Researchers from the State Key Lab of Processors in the Institute of Computing Technology of Chinese Academy of Sciences (ICT-CAS), Weile Jia, Zhuoqiang Guo and Guangming Tan, have made progress in large-scale direct sparse solver, achieving a peak performance of 64 PFLOPS (5% efficiency of peak) on the domestically developed new Sunway supercomputer. The optimized solver, can scale up to the entire Exascale supercomputer, and has reached unprecedented computational efficiency as compared to current state-of-the-art methods. Computational speed increased by three orders of magnitude, promoting for the first time the simulation of complex metallic heterostructures to 2.5 million atoms. An important step in the field of domain-specific sparse matrix solvers, this work provides insight for the codesign of post-Exascale supercomputers. The collaborative paper, "2.5 million-atom ab initio electronic-structure simulation of complex metallic heterostructures with DGDFT," was among the finalists for the 2022 Gordon Bell Prize at the International Conference for High-Performance Computing, Networking, Storage, and Analysis (SC22),
Although supercomputers have peak performance of EFLOPS (1018 floating-point operations/sec), and the performance of dense matrix floating-point calculations such as LINPACK has correspondingly increased, the growth of FLOPS/byte ratio has slowed. The resulting gap between computing performance and memory access bandwidth presents challenges for sparse matrix calculations. For example, the computing efficiency of the HPCG sparse matrix evaluation program for supercomputers worldwide is generally below 3%, with the highest record to-date achieved by the Fugaku supercomputer in Kobe, Japan, at 16 PFLOPS. External conditions and technological issues generally limit the HPCG performance of domestically developed supercomputers to lower than 1%. Key challenges are in low indirect memory access, memory bandwidth, and cache hit rate.
The high-performance large-scale direct sparse matrix solver has took advantage of the block-sparse matrix format of the Hamiltonian matrices. Using this data structure, an efficient algorithm was implemented on the new Sunway supercomputer, which enhanced program locality, reduced memory access, converted indirect memory access to direct memory access, and improved computational parallelism. Another improvement was seen in effectively alleviating issues with the new Sunway’s low memory bandwidth and high memory access latency. Large-scale network communication was optimized by combining network architecture characteristics. The resulting large-scale sparse matrix solver achieved 5% of peak performance (64PFLOPS) on nearly 100,000 nodes of the new Sunway supercomputer. Simulation of 2.5 million-atom complex metallic heterostructures was realized by combining first-principle calculation software DGDFT with the direct sparse matrix solver, as detailed in the team’s paper.

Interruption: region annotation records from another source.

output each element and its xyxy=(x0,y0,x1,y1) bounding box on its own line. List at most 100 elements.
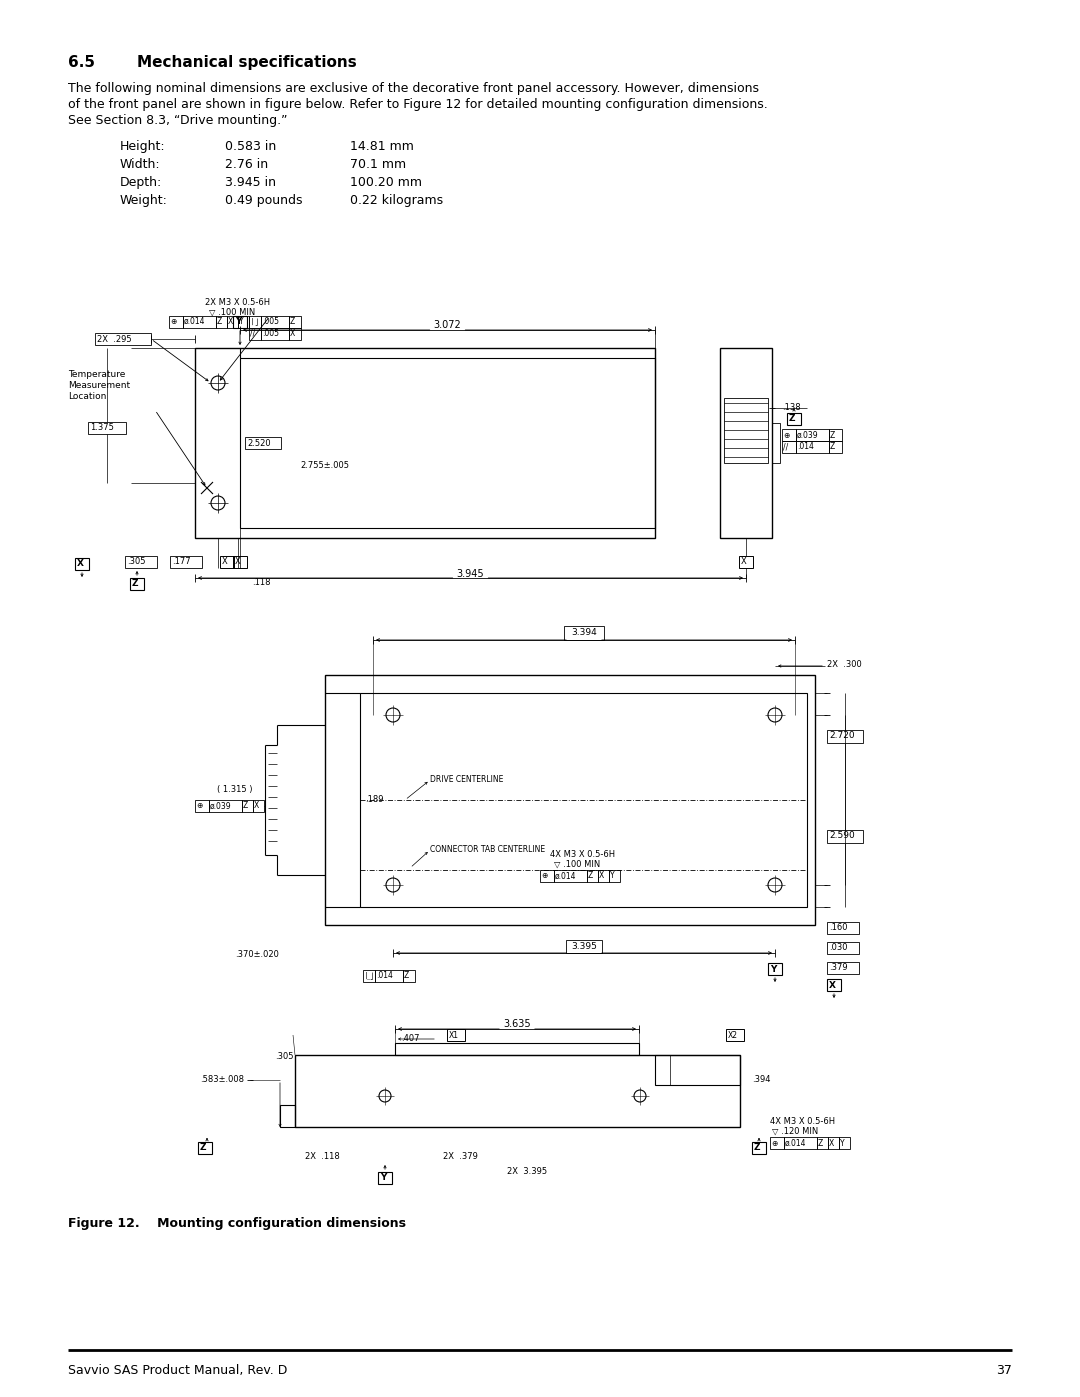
Text: .379: .379 xyxy=(829,963,848,972)
Text: ▽ .100 MIN: ▽ .100 MIN xyxy=(554,861,600,869)
Bar xyxy=(540,870,554,882)
Text: ø.014: ø.014 xyxy=(555,872,577,880)
Text: .030: .030 xyxy=(829,943,848,951)
Bar xyxy=(238,316,249,328)
Text: Z: Z xyxy=(404,971,409,981)
Text: 6.5        Mechanical specifications: 6.5 Mechanical specifications xyxy=(68,54,356,70)
Bar xyxy=(598,870,609,882)
Text: X: X xyxy=(235,557,241,567)
Text: .305: .305 xyxy=(127,557,146,567)
Text: 3.945 in: 3.945 in xyxy=(225,176,276,189)
Text: The following nominal dimensions are exclusive of the decorative front panel acc: The following nominal dimensions are exc… xyxy=(68,82,759,95)
Text: X: X xyxy=(741,557,746,567)
Bar xyxy=(375,970,403,982)
Bar xyxy=(839,1137,850,1148)
Bar xyxy=(378,1172,392,1185)
Text: 4X M3 X 0.5-6H: 4X M3 X 0.5-6H xyxy=(550,849,616,859)
Text: .005: .005 xyxy=(262,317,279,327)
Text: 2X  .300: 2X .300 xyxy=(827,659,862,669)
Bar xyxy=(796,441,829,453)
Text: ⊕: ⊕ xyxy=(170,317,176,326)
Text: Z: Z xyxy=(831,441,835,451)
Text: Z: Z xyxy=(754,1143,760,1153)
Bar xyxy=(554,870,588,882)
Text: .407: .407 xyxy=(401,1034,419,1044)
Text: .583±.008: .583±.008 xyxy=(200,1076,244,1084)
Text: Y: Y xyxy=(610,872,615,880)
Text: .118: .118 xyxy=(252,578,270,587)
Text: 3.635: 3.635 xyxy=(503,1018,530,1030)
Bar xyxy=(227,316,238,328)
Bar xyxy=(752,1141,766,1154)
Bar xyxy=(87,422,126,434)
Bar xyxy=(253,800,264,812)
Bar xyxy=(609,870,620,882)
Bar xyxy=(447,1030,465,1041)
Bar xyxy=(242,800,253,812)
Text: X: X xyxy=(829,1139,834,1147)
Text: X: X xyxy=(77,560,84,569)
Bar xyxy=(827,731,863,743)
Text: ø.014: ø.014 xyxy=(184,317,205,326)
Bar xyxy=(724,398,768,462)
Bar xyxy=(588,870,598,882)
Bar xyxy=(654,1055,740,1085)
Text: Height:: Height: xyxy=(120,140,165,154)
Text: .177: .177 xyxy=(172,557,191,567)
Text: X2: X2 xyxy=(728,1031,738,1039)
Text: X: X xyxy=(829,981,836,989)
Text: ⊕: ⊕ xyxy=(771,1139,778,1147)
Text: 3.395: 3.395 xyxy=(571,942,597,951)
Bar xyxy=(249,328,261,339)
Bar xyxy=(784,1137,816,1148)
Text: of the front panel are shown in figure below. Refer to Figure 12 for detailed mo: of the front panel are shown in figure b… xyxy=(68,98,768,110)
Bar xyxy=(198,1141,212,1154)
Text: X: X xyxy=(291,330,295,338)
Bar xyxy=(233,316,247,328)
Text: Measurement: Measurement xyxy=(68,381,130,390)
Bar xyxy=(564,626,604,640)
Bar xyxy=(220,556,234,569)
Bar xyxy=(168,316,183,328)
Text: DRIVE CENTERLINE: DRIVE CENTERLINE xyxy=(430,775,503,784)
Text: .305: .305 xyxy=(275,1052,294,1060)
Bar xyxy=(363,970,375,982)
Bar xyxy=(280,1105,295,1127)
Bar xyxy=(360,693,807,907)
Bar xyxy=(827,979,841,990)
Text: ▽ .120 MIN: ▽ .120 MIN xyxy=(772,1127,819,1136)
Bar xyxy=(125,556,157,569)
Text: //: // xyxy=(783,441,788,451)
Text: Z: Z xyxy=(217,317,222,326)
Text: Y: Y xyxy=(239,317,244,326)
Bar xyxy=(827,942,859,954)
Bar xyxy=(130,578,144,590)
Bar xyxy=(772,423,780,462)
Text: Savvio SAS Product Manual, Rev. D: Savvio SAS Product Manual, Rev. D xyxy=(68,1363,287,1377)
Bar xyxy=(816,1137,828,1148)
Text: 0.22 kilograms: 0.22 kilograms xyxy=(350,194,443,207)
Bar xyxy=(289,328,301,339)
Text: //: // xyxy=(249,330,255,338)
Bar xyxy=(782,429,796,441)
Text: Z: Z xyxy=(831,430,835,440)
Text: 4X M3 X 0.5-6H: 4X M3 X 0.5-6H xyxy=(770,1118,835,1126)
Text: CONNECTOR TAB CENTERLINE: CONNECTOR TAB CENTERLINE xyxy=(430,845,545,854)
Bar xyxy=(183,316,216,328)
Text: 2X  .295: 2X .295 xyxy=(97,334,132,344)
Text: ▽ .100 MIN: ▽ .100 MIN xyxy=(210,307,255,317)
Text: ø.039: ø.039 xyxy=(210,802,231,810)
Bar xyxy=(170,556,202,569)
Text: Y: Y xyxy=(235,317,241,327)
Text: .138: .138 xyxy=(782,402,800,412)
Text: X: X xyxy=(254,802,259,810)
Bar xyxy=(261,328,289,339)
Text: 0.583 in: 0.583 in xyxy=(225,140,276,154)
Text: 2.520: 2.520 xyxy=(247,439,271,447)
Text: 2X  .379: 2X .379 xyxy=(443,1153,477,1161)
Bar xyxy=(787,414,801,425)
Bar xyxy=(720,348,772,538)
Bar xyxy=(325,675,815,925)
Text: Weight:: Weight: xyxy=(120,194,167,207)
Bar xyxy=(195,348,654,538)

This successful research provides a new approach for designing domain-specific large-scale parallel solvers from the application side for domestic supercomputers. Corresponding authors for this Gordon Bell Prize-winning paper are Prof. An Hong, Associate Professor Jia Weile, and Prof. Yang Jinlong. Professor Hu Wei, PhD students Guo Zhuoqiang and Jiang Qingcai, and ICT Associate Professor Qin Xinming are the co-first authors. This research was jointly funded by the National Natural Science Foundation, the National Key R&D Program, and other projects.